Catholics in America – Heroic in virtue and ahead of his time

Pope Benedict XVI recently visited Cuba, including a stop at the famous shrine to the Virgen de la Caridad del Cobre, the island’s patroness under the title of Our Lady of Charity celebrating its 400th anniversary. While the nation has historically had Catholic influences, today it is estimated that only 2-5 percent of the population attends Mass regularly, a statistic lower than some radically de-Christianized pockets of Europe.

Communism, Santeria and secularization have all impacted traditional Catholic practice among Cubans, although studies suggest active involvement in the faith is slowly trending upward. There is undoubtedly something strikingly, pervasively and zealously spiritual about Cuba’s inhabitants and emigrants, which seems to be deeply and intrinsically a part of their Euro-Caribbean blood.

One of my closest friends in Manhattan is Cuban-American. Her father was born in the island’s northern coastal region of Matanzas, although her family is, like many tracing their heritage there, only a few generations removed from European ancestry.  Through her I’ve learned much about Cuban culture, food, cigars and, due to her career and interests, especially politics. A few of us spent a recent Sunday afternoon drinking rum (Bacardi dates to the pre-Revolution era on the island) and discussing the Cuban community’s history and impact on the American election cycle, as well as the recent cause of canonization of expatriate Felix Varela y Morales.

Born in Havana in 1788, Varela was sentenced to death after his ordination to the priesthood for “radical” political views, including Latin American independence and the abolition of slavery.  He sought refuge in the United States, and lived the rest of his life in New York, Philadelphia and Miami, dying in 1853.

Varela was responsible for El Habanero, one of the earliest Spanish-language newspapers in the United States. A cultured thinker, he was fluent not only in journalism and theology (hence a hero!), but music, the arts, literature, history and science. He is today recognized as “venerable,” which means he is a public model of someone heroic in virtue. His work for the rights of immigrants, the underprivileged, and women in society was truly ahead of its time.

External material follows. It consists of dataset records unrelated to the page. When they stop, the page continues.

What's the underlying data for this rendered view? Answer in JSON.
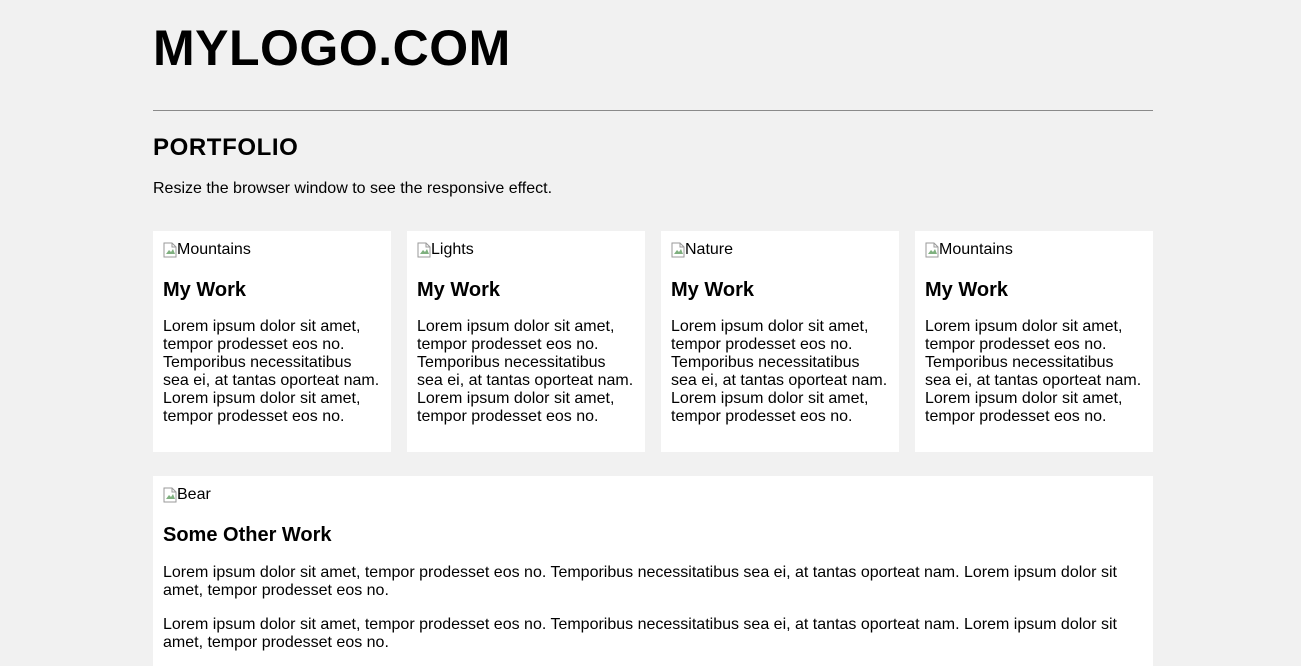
{
  "header": {
    "logo": "MYLOGO.COM"
  },
  "section": {
    "title": "PORTFOLIO",
    "intro": "Resize the browser window to see the responsive effect."
  },
  "cards": [
    {
      "image_alt": "Mountains",
      "title": "My Work",
      "text": "Lorem ipsum dolor sit amet, tempor prodesset eos no. Temporibus necessitatibus sea ei, at tantas oporteat nam. Lorem ipsum dolor sit amet, tempor prodesset eos no."
    },
    {
      "image_alt": "Lights",
      "title": "My Work",
      "text": "Lorem ipsum dolor sit amet, tempor prodesset eos no. Temporibus necessitatibus sea ei, at tantas oporteat nam. Lorem ipsum dolor sit amet, tempor prodesset eos no."
    },
    {
      "image_alt": "Nature",
      "title": "My Work",
      "text": "Lorem ipsum dolor sit amet, tempor prodesset eos no. Temporibus necessitatibus sea ei, at tantas oporteat nam. Lorem ipsum dolor sit amet, tempor prodesset eos no."
    },
    {
      "image_alt": "Mountains",
      "title": "My Work",
      "text": "Lorem ipsum dolor sit amet, tempor prodesset eos no. Temporibus necessitatibus sea ei, at tantas oporteat nam. Lorem ipsum dolor sit amet, tempor prodesset eos no."
    }
  ],
  "wide_card": {
    "image_alt": "Bear",
    "title": "Some Other Work",
    "paragraphs": [
      "Lorem ipsum dolor sit amet, tempor prodesset eos no. Temporibus necessitatibus sea ei, at tantas oporteat nam. Lorem ipsum dolor sit amet, tempor prodesset eos no.",
      "Lorem ipsum dolor sit amet, tempor prodesset eos no. Temporibus necessitatibus sea ei, at tantas oporteat nam. Lorem ipsum dolor sit amet, tempor prodesset eos no."
    ]
  },
  "colors": {
    "page_background": "#f1f1f1",
    "card_background": "#ffffff",
    "divider": "#8a8a8a"
  },
  "icons": {
    "broken_image": "broken-image-icon"
  }
}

There are important distinctions between the many Portuguese- and Spanish-speaking cultures in the world, and most will be unhesitant to vociferously point out these differences to you in conversation; but there is a common thread of commitment to hard work and family that largely defines who they are as a people. The dominant forces of intellectual entitlement and comfortable laziness which define so many in my generation (of which I am by no means exempt), and which have so pervaded the hyper-industrialized West, still encounter bastions of resistance in many of the Latino communities. I am struck by the seriousness with which they almost unanimously take the Gospel mandate “To whom much is given, much is expected.”

In recognition of Varela’s contribution to this population, the U.S. post office created a commemorative stamp with his image on it in 1997, and there exists both the Felix Varela Award for Excellence in American Journalism on Latino Issues and even the Orden Felix Varela, a cultural Cuban achievement award given by Castro’s government agencies.

Today, Varela’s body rests in the Aula Magna of the University of Havana. If he were to be eventually canonized, he’d be the first ever Cuban-born saint.

Michael M. Canaris of Collingswood is an administrator at Fairfield University’s Center for Faith and Public Life and is on the faculty for the Department of Philosophy, Theology, and Religious Studies at Sacred Heart University.